In Figure 4, O is the centre of the circle and TP is the tangent to the circle from an external point T. If ∠PBT = 30°, prove that BA : AT = 2 : 1.

 Figure 4

Q26 :

Draw a circle of radius 3 cm. From a point P, 7 cm away from its centre draw two tangents to the circle. Measure the length of each tangent.

Q27 :

Two poles of equal heights are standing opposite to each other on either side of the road which is 80 m wide. From a point P between them on the road, the angle of elevation of the top of a pole is 60° and the angle of depression from the top of another pole at point P is 30°. Find the heights of the poles and the distances of the point P from the poles.

Q28 :

A box contains cards bearing numbers from 6 to 70. If one card is drawn at random from the box, find the probability that it bears

(i) a one digit number.

(ii) a number divisible by 5.

(iii) an odd number less than 30.

(iv) a composite number between 50 and 70.

Q29 :

The base BC of an equilateral triangle ABC lies on y-axis.

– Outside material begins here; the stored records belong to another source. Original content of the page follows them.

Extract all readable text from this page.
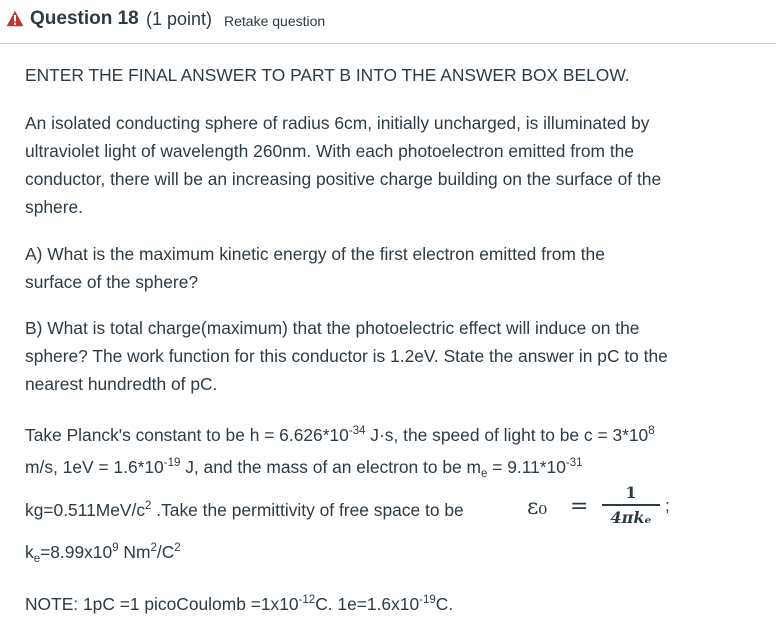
Question 18 (1 point) Retake question
ENTER THE FINAL ANSWER TO PART B INTO THE ANSWER BOX BELOW.
An isolated conducting sphere of radius 6cm, initially uncharged, is illuminated by
ultraviolet light of wavelength 260nm. With each photoelectron emitted from the
conductor, there will be an increasing positive charge building on the surface of the
sphere.
A) What is the maximum kinetic energy of the first electron emitted from the
surface of the sphere?
B) What is total charge(maximum) that the photoelectric effect will induce on the
sphere? The work function for this conductor is 1.2eV. State the answer in pC to the
nearest hundredth of pC.
Take Planck's constant to be $h = 6.626*10^{-34}$ J·s, the speed of light to be $c = 3*10^8$
m/s, $1eV = 1.6*10^{-19}$ J, and the mass of an electron to be $m_e = 9.11*10^{-31}$
$kg=0.511MeV/c^2$ .Take the permittivity of free space to be	ε₀ =
1
4πkₑ
;
$k_e=8.99x10^9$ $Nm^2/C^2$
NOTE: 1pC =1 picoCoulomb $=1x10^{-12}C$. $1e=1.6x10^{-19}C$.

The coordinates of point C are (0, −3). The origin is the mid-point of the base. Find the coordinates of the points A and B. Also find the coordinates of another point D such that BACD is a rhombus.

Q30 :

A vessel full of water is in the form of an inverted cone of height 8 cm and the radius of its top, which is open, is 5 cm. 100 spherical lead balls are dropped into the vessel. One-fourth of the water flows out of the vessel. Find the radius of a spherical ball.